Although the scarring caused to citrus skins by P. kellyanus is cosmetic and does not affect the internal quality of the fruit, it can cause severe financial losses to farmers by marring the appearance of fruit and making crops less saleable. The species can be controlled by applying chemical control methods to disrupt its developmental stages, although this may also have a negative impact on beneficial insects which would otherwise predate on citrus crop pests.

== Distribution and origin ==
Despite Pezothrips kellyanus being first described from specimens found in Australia, other species from the genus Pezothrips are generally known from the southern Palearctic region and there is difference of opinion among Thrips researchers about whether P. kellyanus is native to Australia or is an introduced species.

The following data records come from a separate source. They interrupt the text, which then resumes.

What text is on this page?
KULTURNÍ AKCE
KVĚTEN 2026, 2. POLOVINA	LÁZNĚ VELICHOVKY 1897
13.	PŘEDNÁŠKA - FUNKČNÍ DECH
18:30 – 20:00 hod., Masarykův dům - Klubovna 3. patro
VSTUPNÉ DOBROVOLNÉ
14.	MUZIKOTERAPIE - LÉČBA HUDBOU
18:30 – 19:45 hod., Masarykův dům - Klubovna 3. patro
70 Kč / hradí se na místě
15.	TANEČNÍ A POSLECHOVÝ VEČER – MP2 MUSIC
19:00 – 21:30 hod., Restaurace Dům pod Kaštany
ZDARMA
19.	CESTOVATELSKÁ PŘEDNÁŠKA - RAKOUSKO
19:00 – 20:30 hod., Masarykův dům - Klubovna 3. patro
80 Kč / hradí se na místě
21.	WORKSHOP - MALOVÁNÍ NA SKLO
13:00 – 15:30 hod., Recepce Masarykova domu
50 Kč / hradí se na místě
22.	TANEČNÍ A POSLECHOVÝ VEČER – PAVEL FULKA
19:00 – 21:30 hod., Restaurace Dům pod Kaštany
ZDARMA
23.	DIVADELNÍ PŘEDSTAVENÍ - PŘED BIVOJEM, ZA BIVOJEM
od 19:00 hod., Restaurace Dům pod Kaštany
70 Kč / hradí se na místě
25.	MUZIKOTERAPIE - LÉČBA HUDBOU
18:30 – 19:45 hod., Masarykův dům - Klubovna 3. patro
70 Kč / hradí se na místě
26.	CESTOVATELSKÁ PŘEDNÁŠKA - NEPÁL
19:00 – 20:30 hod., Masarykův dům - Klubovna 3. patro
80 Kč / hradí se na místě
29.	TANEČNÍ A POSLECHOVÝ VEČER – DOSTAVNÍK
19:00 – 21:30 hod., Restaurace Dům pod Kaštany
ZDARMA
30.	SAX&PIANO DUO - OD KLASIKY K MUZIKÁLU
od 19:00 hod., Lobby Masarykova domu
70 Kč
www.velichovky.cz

P. kellyanus has been found on a range of garden flowers besides citrus blossoms, and has been recorded on endemic Australian flowers at good distances from any citrus plantation. Genetic analysis has indicated more diversity in the Australian population of P. kellyanus than in populations sampled from Mediterranean countries or New Zealand, suggesting the species may have originated in Australia and been introduced elsewhere.

Pezothrips kellyanus has been observed in an agricultural context from many countries including from New Zealand (first recorded on citrus flowers at Auckland by K. P. Lamb in May 1950), Cyprus (first recorded at coastal citrus plantations at Limassol and Paphos in 1996) and Spain (first recorded in 1996 and observed on orchard fruits in 2005 and 2007). In Tunisia P. kellyanus was first recorded in orchards in 2008 and a later study in three orange-growing regions noted that 12.17% (19090 of 156700) of examined fruits bore damage from P. kellyanus. The species has also been recorded in Morocco, The United States, Chile, Israel, Croatia, France, Greece, Italy, Malta, Portugal, Turkey and New Caledonia.